Черный Паша опустил голову: долго ещё придется ему отхаркивать куски "славного" прошлого!

— Я не поеду в Москву! — продолжал выкрикивать Алька, чувствуя, что сейчас его "буза" сойдет ему с рук… — Я с Батей останусь!

Теперь недоумевать настала очередь Катерины, которой муж просто не успел ничего рассказать. Синбат и Аполлон тоже прекратили работу и сгрудились вокруг Бати и Альки. В конце концов, что здесь происходит?!

— Хозяюшка, — оторвал их от выяснений голос Константина. — Не подскажете, где я могу умыться?

Артельщики молча расступились, и Катерина, украдкой вытерев глаза, подошла к нему.

— Долго спите, господин хороший, — крикнул гостю издали Батя.

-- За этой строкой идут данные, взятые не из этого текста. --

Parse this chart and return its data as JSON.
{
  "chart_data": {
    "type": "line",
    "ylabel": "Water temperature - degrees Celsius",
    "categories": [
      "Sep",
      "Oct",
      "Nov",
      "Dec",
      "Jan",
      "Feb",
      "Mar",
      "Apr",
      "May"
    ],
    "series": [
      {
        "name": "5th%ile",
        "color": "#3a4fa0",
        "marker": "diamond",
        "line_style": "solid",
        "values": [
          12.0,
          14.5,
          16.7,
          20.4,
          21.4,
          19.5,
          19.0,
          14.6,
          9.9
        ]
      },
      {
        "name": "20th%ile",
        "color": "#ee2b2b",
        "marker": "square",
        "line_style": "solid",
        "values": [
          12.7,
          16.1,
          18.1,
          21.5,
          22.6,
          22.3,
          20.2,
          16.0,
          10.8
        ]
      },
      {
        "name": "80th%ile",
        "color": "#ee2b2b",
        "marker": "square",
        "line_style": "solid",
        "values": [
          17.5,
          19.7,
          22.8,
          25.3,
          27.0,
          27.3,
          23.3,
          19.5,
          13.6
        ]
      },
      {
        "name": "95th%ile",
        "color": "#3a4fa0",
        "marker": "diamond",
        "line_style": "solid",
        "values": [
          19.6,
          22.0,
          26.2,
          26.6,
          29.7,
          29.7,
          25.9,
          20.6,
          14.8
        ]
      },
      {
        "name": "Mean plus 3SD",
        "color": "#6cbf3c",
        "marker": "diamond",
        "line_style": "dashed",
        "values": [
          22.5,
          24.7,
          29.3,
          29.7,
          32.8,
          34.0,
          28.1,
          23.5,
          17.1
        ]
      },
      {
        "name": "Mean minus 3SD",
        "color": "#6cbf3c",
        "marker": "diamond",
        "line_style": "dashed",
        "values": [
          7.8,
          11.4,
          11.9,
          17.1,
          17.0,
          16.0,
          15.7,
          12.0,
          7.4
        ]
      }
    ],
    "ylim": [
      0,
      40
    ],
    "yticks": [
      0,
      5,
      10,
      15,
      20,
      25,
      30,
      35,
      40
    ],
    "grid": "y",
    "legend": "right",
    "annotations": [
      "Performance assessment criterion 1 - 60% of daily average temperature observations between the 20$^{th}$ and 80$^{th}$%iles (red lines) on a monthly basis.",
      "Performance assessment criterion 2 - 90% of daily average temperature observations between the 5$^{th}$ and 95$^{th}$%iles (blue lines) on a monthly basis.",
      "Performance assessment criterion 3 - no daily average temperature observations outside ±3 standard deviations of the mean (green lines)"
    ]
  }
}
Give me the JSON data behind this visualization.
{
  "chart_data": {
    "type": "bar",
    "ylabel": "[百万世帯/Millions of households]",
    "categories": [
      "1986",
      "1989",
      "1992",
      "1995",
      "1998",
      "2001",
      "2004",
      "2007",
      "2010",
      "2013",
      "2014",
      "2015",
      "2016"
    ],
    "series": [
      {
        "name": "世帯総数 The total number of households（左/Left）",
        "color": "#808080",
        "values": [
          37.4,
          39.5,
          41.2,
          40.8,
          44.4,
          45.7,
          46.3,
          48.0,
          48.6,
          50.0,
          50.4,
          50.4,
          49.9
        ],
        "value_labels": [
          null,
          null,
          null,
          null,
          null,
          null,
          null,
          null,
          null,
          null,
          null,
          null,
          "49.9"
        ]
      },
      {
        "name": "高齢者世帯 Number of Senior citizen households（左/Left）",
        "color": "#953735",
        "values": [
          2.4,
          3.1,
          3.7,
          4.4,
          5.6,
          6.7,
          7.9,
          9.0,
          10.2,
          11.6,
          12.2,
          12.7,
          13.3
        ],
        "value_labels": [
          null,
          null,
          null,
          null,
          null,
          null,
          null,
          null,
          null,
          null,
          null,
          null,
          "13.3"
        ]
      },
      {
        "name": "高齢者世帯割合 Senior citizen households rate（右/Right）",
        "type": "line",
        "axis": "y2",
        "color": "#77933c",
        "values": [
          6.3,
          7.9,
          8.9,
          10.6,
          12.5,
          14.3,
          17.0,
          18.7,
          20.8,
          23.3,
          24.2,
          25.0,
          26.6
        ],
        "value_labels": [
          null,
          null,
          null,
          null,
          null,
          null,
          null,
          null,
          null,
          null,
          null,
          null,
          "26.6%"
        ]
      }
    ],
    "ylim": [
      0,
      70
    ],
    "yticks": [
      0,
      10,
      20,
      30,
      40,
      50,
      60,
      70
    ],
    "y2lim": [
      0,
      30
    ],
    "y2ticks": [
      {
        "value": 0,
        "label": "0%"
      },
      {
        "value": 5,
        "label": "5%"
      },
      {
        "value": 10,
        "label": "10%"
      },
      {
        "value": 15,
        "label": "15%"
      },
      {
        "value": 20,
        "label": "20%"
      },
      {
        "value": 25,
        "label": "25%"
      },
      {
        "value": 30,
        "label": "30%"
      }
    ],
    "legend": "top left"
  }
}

Привычным жестом коснувшись жилетного кармана, молодой дипломат вспомнил, что он одет в ситцевую рубашку и мягкие брюки наподобие шаровар эту одежонку подобрала ему Катерина. Перед сном он аккуратно сложил свой вечерний костюм на один из тюков в телеге. Пред светлые очи наркома надо предстать в приличном виде — он терпеть не может нерях! Константин достал наконец из глубокого кармана непривычных штанов свои швейцарские часы и щелкнул крышкой.

— Отнюдь, товарищ, сейчас только семь часов утра, я всегда вовремя просыпаюсь!

— Если хотите холодной воды умыться, за пригорком — чистый ручей, предложила Катерина, протягивая гостю рушник. — Нет — я вам теплой солью…

Люди образованные, как полагала она, умываются теплой водой, потому что кожа у них нежная…

Однако молодой дипломат лихо повел плечами.

— Ручей, говорите? Я выбираю ручей!

И добавил, обращаясь к Бате:

— Большевики вычеркнули из обращения слово "господин". Новый мир, который мы выстроим на "обломках самовластья", не будет иметь ни слуг, ни господ. Потому нам всем надо привыкать к хорошему русскому слову — товарищ! Вы слышите, товарищ?